Polícia

Vingança gerou morte de preso enterrado com a tornozeleira

Vitor Oshiro
| Tempo de leitura: 3 min

Matou para vingar o pai. De acordo com a Polícia Civil, por meio da Delegacia de Investigações Gerais (DIG), foi isso que motivou Lúcio Roberto da Silva Júnior, 22 anos, a matar o mototaxista Luiz Carlos Eloy, 41 anos. O caso chamou a atenção, uma vez que a vítima era um reeducando e, conforme o JC revelou com exclusividade, foi sepultada com a tornozeleira por conta de um erro da Secretaria da Administração Penitenciária (SAP) (leia mais abaixo).

Luiz Eloy cumpria pena há três anos no Centro de Progressão Penitenciária 1 (CPP1) por tráfico de drogas e associação. Ele já estava no regime semiaberto e foi beneficiado com a “saidinha” do Dia das Crianças.

Na noite do dia 20 de outubro, o reeducando foi baleado na quadra 25 da avenida Comendador José da Silva Martha, na Vila Santista. Antes de ser alvejado, Eloy ainda foi derrubado de sua motocicleta. A vítima passou seis dias internada no Hospital de Base (HB), onde morreu.

De acordo com o titular da DIG, Kleber Granja, quando foi socorrido, Eloy teria dito aos policiais militares que o autor do homicídio seria o “Juninho, filho do Lúcio”. O tal Lúcio seria Lúcio Roberto da Silva, um homem que foi morto em 2008.

“Nas investigações, já tínhamos indícios de que o Luiz Carlos Eloy estava envolvido no homicídio do Lúcio. Quando ele, em seu leito de morte, diz que foi baleado por Juninho, as peças se encaixaram”, destaca o delegado.

O Juninho é Lúcio Roberto da Silva Júnior, que ficou um período desaparecido após a morte do Luiz Eloy. Algum tempo depois, por intermédio do advogado, apresentou-se na DIG. “Ele negou veementemente o crime. Porém, aceitou se submeter a um exame residuográfico”.


Provas

E ele foi incriminado exatamente por esse exame, que, entre outras substâncias, detecta a presença de micropartículas de chumbo. “O resultado desse teste foi positivo”, declara Kleber Granja.

Com base no laudo, policiais foram até a casa de Juninho, localizada no Jardim Solange, e o prenderam por volta das 17h de anteontem. Na residência, foi localizado um coldre, porém, nenhuma arma foi achada.

Lá, havia ainda um automóvel Gol branco, o qual o suspeito não explicou a procedência. “Debaixo do carpete do carro, foi encontrado um estojo de munição deflagrada. Trata-se de um projétil de 9 milímetros. Iremos realizar o exame de balística para confrontar essa munição com a que foi retirada do corpo da vítima”.

Na ocasião do assassinato, surgiu a hipótese de que várias pessoas estivessem no carro juntamente com o autor do crime. “Até agora, nada apontou a isso”.

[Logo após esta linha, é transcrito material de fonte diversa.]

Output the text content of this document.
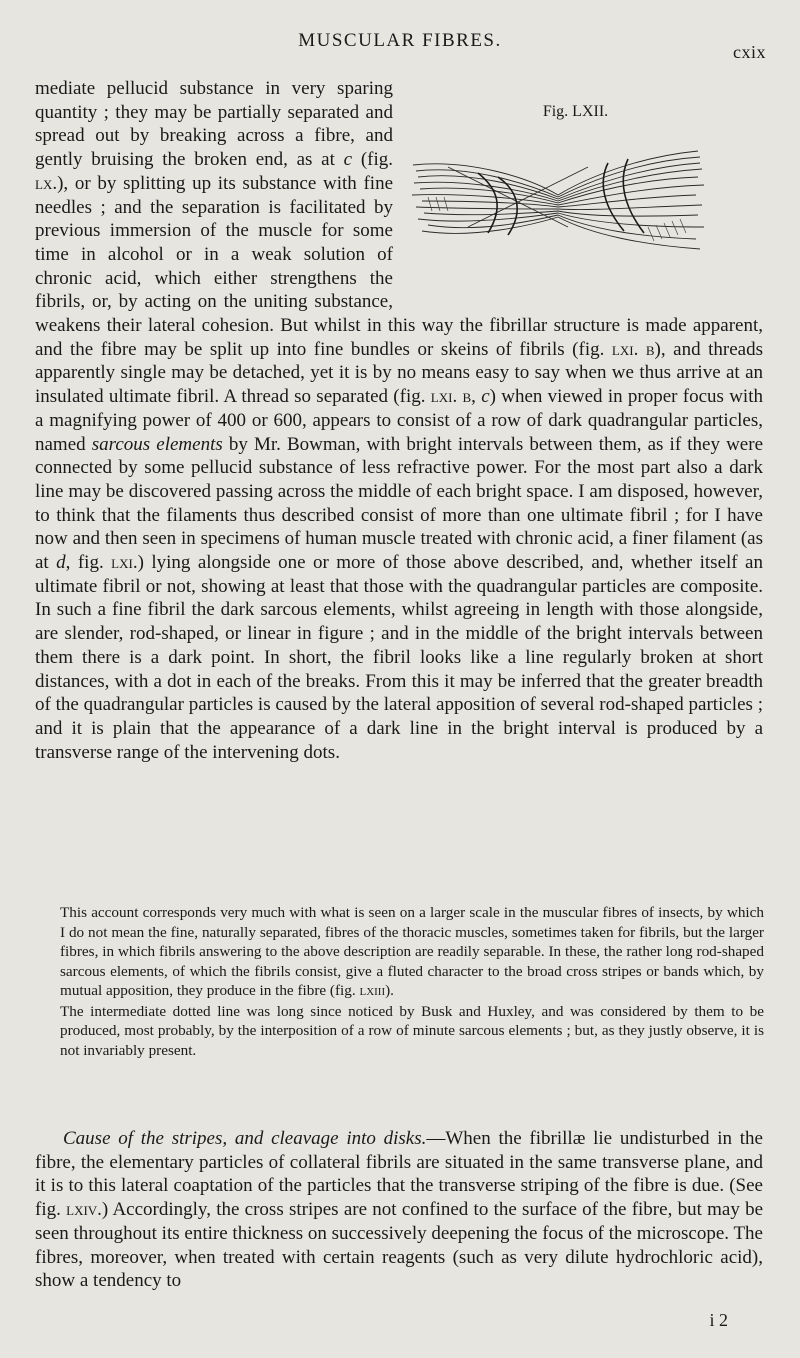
MUSCULAR FIBRES.
cxix
Fig. LXII.

mediate pellucid substance in very sparing quantity ; they may be partially separated and spread out by breaking across a fibre, and gently bruising the broken end, as at c (fig. lx.), or by splitting up its substance with fine needles ; and the separation is facilitated by previous immersion of the muscle for some time in alcohol or in a weak solution of chronic acid, which either strengthens the fibrils, or, by acting on the uniting substance, weakens their lateral cohesion. But whilst in this way the fibrillar structure is made apparent, and the fibre may be split up into fine bundles or skeins of fibrils (fig. lxi. b), and threads apparently single may be detached, yet it is by no means easy to say when we thus arrive at an insulated ultimate fibril. A thread so separated (fig. lxi. b, c) when viewed in proper focus with a magnifying power of 400 or 600, appears to consist of a row of dark quadrangular particles, named sarcous elements by Mr. Bowman, with bright intervals between them, as if they were connected by some pellucid substance of less refractive power. For the most part also a dark line may be discovered passing across the middle of each bright space. I am disposed, however, to think that the filaments thus described consist of more than one ultimate fibril ; for I have now and then seen in specimens of human muscle treated with chronic acid, a finer filament (as at d, fig. lxi.) lying alongside one or more of those above described, and, whether itself an ultimate fibril or not, showing at least that those with the quadrangular particles are composite. In such a fine fibril the dark sarcous elements, whilst agreeing in length with those alongside, are slender, rod-shaped, or linear in figure ; and in the middle of the bright intervals between them there is a dark point. In short, the fibril looks like a line regularly broken at short distances, with a dot in each of the breaks. From this it may be inferred that the greater breadth of the quadrangular particles is caused by the lateral apposition of several rod-shaped particles ; and it is plain that the appearance of a dark line in the bright interval is produced by a transverse range of the intervening dots.

This account corresponds very much with what is seen on a larger scale in the muscular fibres of insects, by which I do not mean the fine, naturally separated, fibres of the thoracic muscles, sometimes taken for fibrils, but the larger fibres, in which fibrils answering to the above description are readily separable. In these, the rather long rod-shaped sarcous elements, of which the fibrils consist, give a fluted character to the broad cross stripes or bands which, by mutual apposition, they produce in the fibre (fig. lxiii).

The intermediate dotted line was long since noticed by Busk and Huxley, and was considered by them to be produced, most probably, by the interposition of a row of minute sarcous elements ; but, as they justly observe, it is not invariably present.

Cause of the stripes, and cleavage into disks.—When the fibrillæ lie undisturbed in the fibre, the elementary particles of collateral fibrils are situated in the same transverse plane, and it is to this lateral coaptation of the particles that the transverse striping of the fibre is due. (See fig. lxiv.) Accordingly, the cross stripes are not confined to the surface of the fibre, but may be seen throughout its entire thickness on successively deepening the focus of the microscope. The fibres, moreover, when treated with certain reagents (such as very dilute hydrochloric acid), show a tendency to

i 2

Apesar de as investigações da Polícia Civil indicarem que Lúcio Roberto da Silva Júnior é o autor, ele nega o crime. O jovem já tem passagens por tráfico e foi conduzido, sob prisão temporária de 30 dias, para a Cadeia Pública de Avaí.

 

Ciclo de mortes

As investigações apontam que o assassinato de Luiz Carlos Eloy fez parte de um ciclo de mortes digno de filmes de faroeste. O delegado Kleber Granja conta que Luiz Eloy estaria envolvido na morte de um homem em 2008.

Foi justamente por vingança que Eloy teria sido assassinado pelo filho deste homem, Lúcio Roberto da Silva Júnior, em outubro. Mas o que levou Eloy a se envolver na morte do pai de Juninho? Outra morte.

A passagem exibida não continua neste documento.